The response profiles have superadditive, additive, and subadditive phases: Even for cross-sensory stimuli whose unisensory components are strong enough to elicit only an additive enhancement of the cumulated response, the response is superadditive over parts of the time course.

The temporal time course of neural integration in the SC reveals considerable non-linearity: early on, neurons seem to be super-additive before later settling into an additive or sub-additive mode of computation.

The leaky-integrate-and-fire model due to Rowland and Stein models a single multisensory SC neuron receiving input from a number of sensory, cortical, and sub-cortical sources.

Each of the sources is modeled as a single input to the SC neuron.

Local inhibitory interaction between neurons in multi-sensory trials is modeled by a single time-variant subtractive term which sets in shortly after the actual sensory input, thus not influencing the first phase of the response after stimulus onset.

Rowland and Stein focus on the temporal dynamics of multisensory integration.

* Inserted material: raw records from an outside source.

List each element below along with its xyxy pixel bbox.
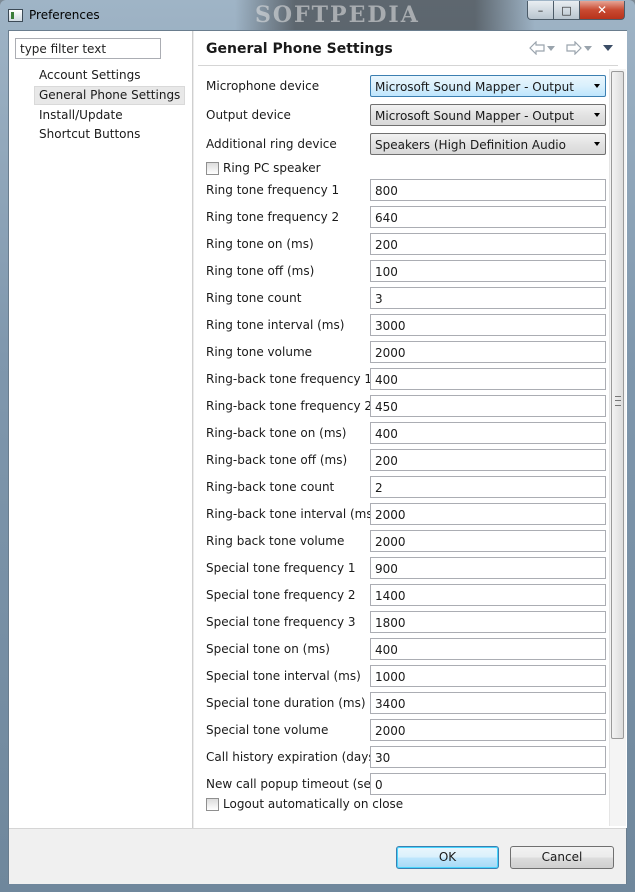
field-label: New call popup timeout (sec) — [206, 777, 383, 791]
field-input[interactable]: 2 — [370, 476, 606, 498]
field-label: Ring tone interval (ms) — [206, 318, 345, 332]
field-input[interactable]: 400 — [370, 422, 606, 444]
field-input[interactable]: 800 — [370, 179, 606, 201]
field-input[interactable]: 200 — [370, 449, 606, 471]
field-label: Ring tone count — [206, 291, 302, 305]
preferences-tree-pane: type filter text Account Settings Genera… — [9, 31, 193, 828]
output-value: Microsoft Sound Mapper - Output — [375, 109, 574, 123]
back-menu-icon[interactable] — [547, 46, 555, 51]
field-label: Special tone volume — [206, 723, 329, 737]
tree-item-account-settings[interactable]: Account Settings — [35, 66, 185, 85]
maximize-button[interactable]: □ — [553, 1, 580, 20]
field-label: Ring-back tone count — [206, 480, 335, 494]
field-label: Ring-back tone frequency 1 — [206, 372, 373, 386]
button-bar: OK Cancel — [9, 828, 626, 884]
field-input[interactable]: 2000 — [370, 341, 606, 363]
ring-device-label: Additional ring device — [206, 137, 337, 151]
logout-automatically-label: Logout automatically on close — [223, 797, 404, 811]
app-icon — [8, 9, 23, 22]
field-label: Ring tone on (ms) — [206, 237, 314, 251]
preferences-tree: Account Settings General Phone Settings … — [34, 66, 186, 144]
field-label: Ring-back tone on (ms) — [206, 426, 347, 440]
microphone-select[interactable]: Microsoft Sound Mapper - Output — [370, 75, 606, 97]
title-bar[interactable]: SOFTPEDIA Preferences – □ ✕ — [0, 0, 635, 30]
output-label: Output device — [206, 108, 291, 122]
window-title: Preferences — [29, 8, 100, 22]
field-input[interactable]: 3000 — [370, 314, 606, 336]
minimize-button[interactable]: – — [527, 1, 554, 20]
field-label: Ring-back tone off (ms) — [206, 453, 348, 467]
field-input[interactable]: 400 — [370, 638, 606, 660]
field-label: Special tone frequency 3 — [206, 615, 356, 629]
tree-item-general-phone-settings[interactable]: General Phone Settings — [34, 86, 186, 105]
field-input[interactable]: 200 — [370, 233, 606, 255]
close-icon: ✕ — [596, 3, 608, 17]
field-label: Ring tone off (ms) — [206, 264, 315, 278]
watermark-text: SOFTPEDIA — [255, 2, 420, 28]
page-title: General Phone Settings — [206, 41, 393, 57]
field-label: Special tone frequency 2 — [206, 588, 356, 602]
field-input[interactable]: 1400 — [370, 584, 606, 606]
back-arrow-icon[interactable] — [529, 41, 545, 55]
minimize-icon: – — [537, 3, 544, 17]
dialog-client-area: type filter text Account Settings Genera… — [8, 30, 627, 884]
settings-page: General Phone Settings Microphone device… — [193, 31, 627, 828]
field-label: Special tone duration (ms) — [206, 696, 366, 710]
view-menu-icon[interactable] — [603, 45, 613, 51]
field-label: Special tone frequency 1 — [206, 561, 356, 575]
field-input[interactable]: 900 — [370, 557, 606, 579]
softpedia-watermark: SOFTPEDIA — [235, 0, 535, 30]
cancel-button[interactable]: Cancel — [510, 846, 614, 869]
checkbox-box[interactable] — [206, 162, 219, 175]
scrollbar-thumb[interactable] — [611, 71, 624, 739]
forward-arrow-icon[interactable] — [566, 41, 582, 55]
field-label: Ring back tone volume — [206, 534, 345, 548]
tree-item-shortcut-buttons[interactable]: Shortcut Buttons — [35, 125, 185, 144]
field-input[interactable]: 450 — [370, 395, 606, 417]
field-input[interactable]: 30 — [370, 746, 606, 768]
ok-button[interactable]: OK — [396, 846, 499, 869]
field-input[interactable]: 2000 — [370, 530, 606, 552]
maximize-icon: □ — [561, 3, 572, 17]
field-input[interactable]: 2000 — [370, 503, 606, 525]
checkbox-box[interactable] — [206, 798, 219, 811]
chevron-down-icon — [594, 142, 600, 146]
preferences-window: SOFTPEDIA Preferences – □ ✕ type filter … — [0, 0, 635, 892]
field-label: Ring-back tone interval (ms) — [206, 507, 378, 521]
field-label: Ring tone frequency 1 — [206, 183, 340, 197]
field-label: Special tone on (ms) — [206, 642, 330, 656]
microphone-value: Microsoft Sound Mapper - Output — [375, 80, 574, 94]
ring-device-select[interactable]: Speakers (High Definition Audio — [370, 133, 606, 155]
chevron-down-icon — [594, 84, 600, 88]
field-input[interactable]: 0 — [370, 773, 606, 795]
field-input[interactable]: 640 — [370, 206, 606, 228]
grip-icon — [615, 396, 621, 406]
field-label: Ring tone frequency 2 — [206, 210, 340, 224]
field-input[interactable]: 3 — [370, 287, 606, 309]
field-input[interactable]: 100 — [370, 260, 606, 282]
output-select[interactable]: Microsoft Sound Mapper - Output — [370, 104, 606, 126]
vertical-scrollbar[interactable] — [609, 69, 626, 826]
filter-input[interactable]: type filter text — [15, 38, 161, 59]
ring-device-value: Speakers (High Definition Audio — [375, 138, 566, 152]
field-input[interactable]: 400 — [370, 368, 606, 390]
ring-pc-speaker-label: Ring PC speaker — [223, 161, 321, 175]
field-input[interactable]: 1800 — [370, 611, 606, 633]
field-label: Call history expiration (days) — [206, 750, 380, 764]
header-divider — [198, 65, 618, 66]
field-label: Special tone interval (ms) — [206, 669, 361, 683]
field-input[interactable]: 3400 — [370, 692, 606, 714]
field-input[interactable]: 1000 — [370, 665, 606, 687]
chevron-down-icon — [594, 113, 600, 117]
close-button[interactable]: ✕ — [579, 1, 625, 20]
settings-form: Microphone device Microsoft Sound Mapper… — [194, 69, 608, 826]
microphone-label: Microphone device — [206, 79, 320, 93]
forward-menu-icon[interactable] — [584, 46, 592, 51]
field-input[interactable]: 2000 — [370, 719, 606, 741]
tree-item-install-update[interactable]: Install/Update — [35, 106, 185, 125]
field-label: Ring-back tone frequency 2 — [206, 399, 373, 413]
field-label: Ring tone volume — [206, 345, 313, 359]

Rowland and Stein's goal is only to generate neural responses like those observed in real SC neurons with realistic biological constraints. The model does not give any explanation of neural responses on the functional level.

The network characteristics of the SC are modeled only very roughly by Rowland and Stein's model.

The model due to Rowland and Stein manages to reproduce the nonlinear time course of neural responses to, and enhancement in magnitude and inverse effectiveness in multisensory integration in the SC.

Since the model does not include spatial properties, it does not reproduce the spatial principle (ie. no depression).